The easily flickable back end makes this a standout fun ride among 29ers
The new Fox EVOL shock has a more sensitive start than the 2015 Float but ramps up more through the midstroke. This gives excellent traction but also increases support so you can really scythe the super-surefooted geometry through corners. The ‘trail’ setting moves this noticeable firmness into the start of the stroke for a powerful pedalling feel without kicking about too much and knocking you off your rhythm.
The RS is very composed deep in the stroke too, making the 120mm (4.7in) of travel feel like a lot more. The short back end also decreases the effect of the bigger wheels’ unsprung mass so it doesn’t hang up or get caught on the bounce.
This all means that, while the 2015 model soon felt short on control when trying to chase 650b wheeled enduro bikes down serious descents, we had to properly smash the new Whyte through boulder runs or send it off 10ft (3m) step-downs to find its limit. The shock is really setup-tolerant too, so you’ll get a great all-round feel even with a provisional sag setting. The smaller volume rear tyre also feels more stable when you’re getting sideways, though you still need to keep pressure relatively high.
A wipe-clean Whyte saddle tops the RockShox Reverb Stealth seatpost
The new Fox 34 is an excellent ally up front too.

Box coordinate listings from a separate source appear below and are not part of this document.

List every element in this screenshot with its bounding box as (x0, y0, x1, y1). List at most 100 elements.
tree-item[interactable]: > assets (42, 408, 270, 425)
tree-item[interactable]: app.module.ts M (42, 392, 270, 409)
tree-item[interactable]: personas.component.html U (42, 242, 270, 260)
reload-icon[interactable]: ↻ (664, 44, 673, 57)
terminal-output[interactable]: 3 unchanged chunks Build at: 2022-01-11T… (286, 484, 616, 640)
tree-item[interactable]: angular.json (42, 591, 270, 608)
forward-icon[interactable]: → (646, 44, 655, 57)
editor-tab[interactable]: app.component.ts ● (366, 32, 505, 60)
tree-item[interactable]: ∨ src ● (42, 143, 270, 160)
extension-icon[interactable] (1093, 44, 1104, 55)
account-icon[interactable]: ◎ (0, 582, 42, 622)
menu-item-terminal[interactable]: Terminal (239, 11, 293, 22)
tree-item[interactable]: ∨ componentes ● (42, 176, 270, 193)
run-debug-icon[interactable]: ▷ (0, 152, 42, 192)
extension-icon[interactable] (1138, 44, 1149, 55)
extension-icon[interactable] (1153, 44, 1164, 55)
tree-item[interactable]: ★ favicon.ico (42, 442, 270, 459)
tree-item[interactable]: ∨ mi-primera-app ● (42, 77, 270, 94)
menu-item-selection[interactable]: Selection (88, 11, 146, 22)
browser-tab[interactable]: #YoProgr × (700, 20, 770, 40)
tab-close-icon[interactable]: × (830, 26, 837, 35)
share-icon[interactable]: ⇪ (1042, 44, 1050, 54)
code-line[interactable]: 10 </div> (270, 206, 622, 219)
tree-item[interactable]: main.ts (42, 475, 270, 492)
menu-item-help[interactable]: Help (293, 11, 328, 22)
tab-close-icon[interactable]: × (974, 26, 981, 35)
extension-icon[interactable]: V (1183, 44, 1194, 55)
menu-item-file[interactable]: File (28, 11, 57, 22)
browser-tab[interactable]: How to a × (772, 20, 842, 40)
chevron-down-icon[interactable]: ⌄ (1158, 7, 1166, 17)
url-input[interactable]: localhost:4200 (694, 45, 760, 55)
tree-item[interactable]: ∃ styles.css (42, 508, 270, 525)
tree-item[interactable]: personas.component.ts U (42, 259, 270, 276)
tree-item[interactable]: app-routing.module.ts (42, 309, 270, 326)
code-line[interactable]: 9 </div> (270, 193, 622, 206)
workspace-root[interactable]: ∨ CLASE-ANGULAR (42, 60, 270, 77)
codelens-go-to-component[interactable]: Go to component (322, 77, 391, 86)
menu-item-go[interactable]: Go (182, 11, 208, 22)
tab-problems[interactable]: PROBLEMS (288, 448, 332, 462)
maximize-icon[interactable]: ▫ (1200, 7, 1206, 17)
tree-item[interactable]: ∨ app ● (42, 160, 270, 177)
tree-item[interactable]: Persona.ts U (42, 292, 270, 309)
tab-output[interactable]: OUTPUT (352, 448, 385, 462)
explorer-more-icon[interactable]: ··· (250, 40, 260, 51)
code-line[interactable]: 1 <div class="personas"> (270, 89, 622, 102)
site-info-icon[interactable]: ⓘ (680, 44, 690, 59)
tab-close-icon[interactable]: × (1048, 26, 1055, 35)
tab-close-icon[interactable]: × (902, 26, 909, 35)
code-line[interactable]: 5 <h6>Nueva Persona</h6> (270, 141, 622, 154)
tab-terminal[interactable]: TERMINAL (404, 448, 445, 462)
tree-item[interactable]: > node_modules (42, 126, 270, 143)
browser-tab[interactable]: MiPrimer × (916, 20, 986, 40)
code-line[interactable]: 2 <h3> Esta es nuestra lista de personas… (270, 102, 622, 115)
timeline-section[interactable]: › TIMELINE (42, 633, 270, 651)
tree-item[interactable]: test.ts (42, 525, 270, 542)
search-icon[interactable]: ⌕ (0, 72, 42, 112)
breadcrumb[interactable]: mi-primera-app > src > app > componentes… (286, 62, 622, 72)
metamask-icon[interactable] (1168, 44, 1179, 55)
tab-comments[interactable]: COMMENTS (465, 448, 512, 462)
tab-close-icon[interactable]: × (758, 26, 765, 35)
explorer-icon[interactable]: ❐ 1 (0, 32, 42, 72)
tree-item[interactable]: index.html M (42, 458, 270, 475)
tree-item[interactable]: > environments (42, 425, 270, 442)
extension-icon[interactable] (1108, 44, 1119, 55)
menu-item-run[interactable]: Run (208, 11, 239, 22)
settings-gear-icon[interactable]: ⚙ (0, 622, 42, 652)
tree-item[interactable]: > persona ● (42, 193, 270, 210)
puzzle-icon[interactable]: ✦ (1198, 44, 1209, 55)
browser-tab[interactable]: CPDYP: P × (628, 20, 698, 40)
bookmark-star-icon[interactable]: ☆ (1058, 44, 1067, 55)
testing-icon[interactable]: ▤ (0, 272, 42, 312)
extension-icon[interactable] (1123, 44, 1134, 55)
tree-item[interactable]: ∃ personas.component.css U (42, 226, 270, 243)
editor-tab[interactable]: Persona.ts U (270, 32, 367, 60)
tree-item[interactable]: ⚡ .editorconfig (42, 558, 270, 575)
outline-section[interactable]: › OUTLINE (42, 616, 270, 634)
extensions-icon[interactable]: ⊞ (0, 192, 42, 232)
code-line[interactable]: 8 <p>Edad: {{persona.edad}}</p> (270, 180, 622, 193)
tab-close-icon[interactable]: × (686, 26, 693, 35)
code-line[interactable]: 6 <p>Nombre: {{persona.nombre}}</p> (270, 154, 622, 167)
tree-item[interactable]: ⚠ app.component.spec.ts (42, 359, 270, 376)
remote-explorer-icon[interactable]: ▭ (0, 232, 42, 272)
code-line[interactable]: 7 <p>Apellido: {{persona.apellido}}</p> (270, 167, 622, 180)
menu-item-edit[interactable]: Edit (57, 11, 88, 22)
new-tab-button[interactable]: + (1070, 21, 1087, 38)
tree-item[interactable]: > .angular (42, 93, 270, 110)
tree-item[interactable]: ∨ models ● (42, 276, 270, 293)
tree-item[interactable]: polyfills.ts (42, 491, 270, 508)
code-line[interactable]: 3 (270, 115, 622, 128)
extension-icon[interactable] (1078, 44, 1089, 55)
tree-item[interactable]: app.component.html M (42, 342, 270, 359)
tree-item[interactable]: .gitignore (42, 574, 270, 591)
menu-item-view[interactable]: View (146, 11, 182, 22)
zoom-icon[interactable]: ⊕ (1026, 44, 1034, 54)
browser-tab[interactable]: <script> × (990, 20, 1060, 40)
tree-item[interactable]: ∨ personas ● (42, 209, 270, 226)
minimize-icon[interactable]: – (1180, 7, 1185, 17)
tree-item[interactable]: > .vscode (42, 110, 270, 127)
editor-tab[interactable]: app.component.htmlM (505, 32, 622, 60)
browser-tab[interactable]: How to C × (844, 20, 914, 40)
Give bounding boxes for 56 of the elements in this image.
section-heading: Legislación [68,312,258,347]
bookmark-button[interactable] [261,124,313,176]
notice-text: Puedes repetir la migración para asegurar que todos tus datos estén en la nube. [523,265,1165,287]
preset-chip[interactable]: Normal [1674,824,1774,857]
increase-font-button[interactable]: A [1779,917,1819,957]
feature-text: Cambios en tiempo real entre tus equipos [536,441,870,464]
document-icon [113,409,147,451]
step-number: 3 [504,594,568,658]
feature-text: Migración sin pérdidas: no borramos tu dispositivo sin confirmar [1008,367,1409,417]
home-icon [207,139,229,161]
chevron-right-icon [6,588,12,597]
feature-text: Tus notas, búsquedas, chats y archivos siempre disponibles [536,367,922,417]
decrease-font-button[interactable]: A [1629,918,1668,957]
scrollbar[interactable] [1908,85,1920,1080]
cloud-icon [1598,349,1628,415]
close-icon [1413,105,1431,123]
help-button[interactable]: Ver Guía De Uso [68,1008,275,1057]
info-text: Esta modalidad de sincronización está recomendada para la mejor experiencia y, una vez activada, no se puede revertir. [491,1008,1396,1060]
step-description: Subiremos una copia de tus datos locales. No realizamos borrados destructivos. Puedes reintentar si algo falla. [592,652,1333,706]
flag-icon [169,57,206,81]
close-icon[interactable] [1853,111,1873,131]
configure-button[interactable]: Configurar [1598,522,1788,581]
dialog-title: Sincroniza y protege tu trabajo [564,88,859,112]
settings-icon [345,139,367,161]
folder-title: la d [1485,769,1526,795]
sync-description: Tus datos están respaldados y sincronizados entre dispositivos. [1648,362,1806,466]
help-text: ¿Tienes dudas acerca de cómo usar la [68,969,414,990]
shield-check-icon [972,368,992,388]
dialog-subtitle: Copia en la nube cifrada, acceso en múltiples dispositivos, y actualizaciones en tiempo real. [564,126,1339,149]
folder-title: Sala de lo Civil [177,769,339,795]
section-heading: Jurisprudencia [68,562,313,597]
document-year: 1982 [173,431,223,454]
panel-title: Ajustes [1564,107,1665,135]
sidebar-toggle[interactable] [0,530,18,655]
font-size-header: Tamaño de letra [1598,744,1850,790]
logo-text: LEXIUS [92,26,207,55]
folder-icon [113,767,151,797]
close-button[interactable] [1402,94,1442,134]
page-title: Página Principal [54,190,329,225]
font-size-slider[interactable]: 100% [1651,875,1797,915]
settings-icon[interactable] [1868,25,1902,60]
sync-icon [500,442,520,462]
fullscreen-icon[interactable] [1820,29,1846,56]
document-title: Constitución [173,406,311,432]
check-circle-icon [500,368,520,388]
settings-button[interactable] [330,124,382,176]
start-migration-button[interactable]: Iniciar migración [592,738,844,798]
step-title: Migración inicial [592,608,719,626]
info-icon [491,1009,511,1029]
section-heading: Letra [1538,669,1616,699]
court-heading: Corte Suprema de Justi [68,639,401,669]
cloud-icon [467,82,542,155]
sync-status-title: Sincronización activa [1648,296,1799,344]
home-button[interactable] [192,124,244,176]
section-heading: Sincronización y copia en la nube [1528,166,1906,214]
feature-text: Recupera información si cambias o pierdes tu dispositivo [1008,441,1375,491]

The new FIT4 damping is seriously smooth off the top but stays composed and predictable deeper in the stroke, refusing to waste travel or lose the plot however hard you dare push it into rocky, rooty, steppy or otherwise high-risk situations.
The way the bigger diameter wheels naturally carry speed better across rough surfaces is obvious compared with 650b bikes too. The rowdy Hope rear hub doesn’t spare the feelings of frustrated smaller-wheeled riders when you sit freewheeling behind them as they mash the pedals. The light wheels, impressively low overall mass and purposeful pedalling mean the Whyte wastes no time leaving them for dead when you stop coasting and get on the gas either.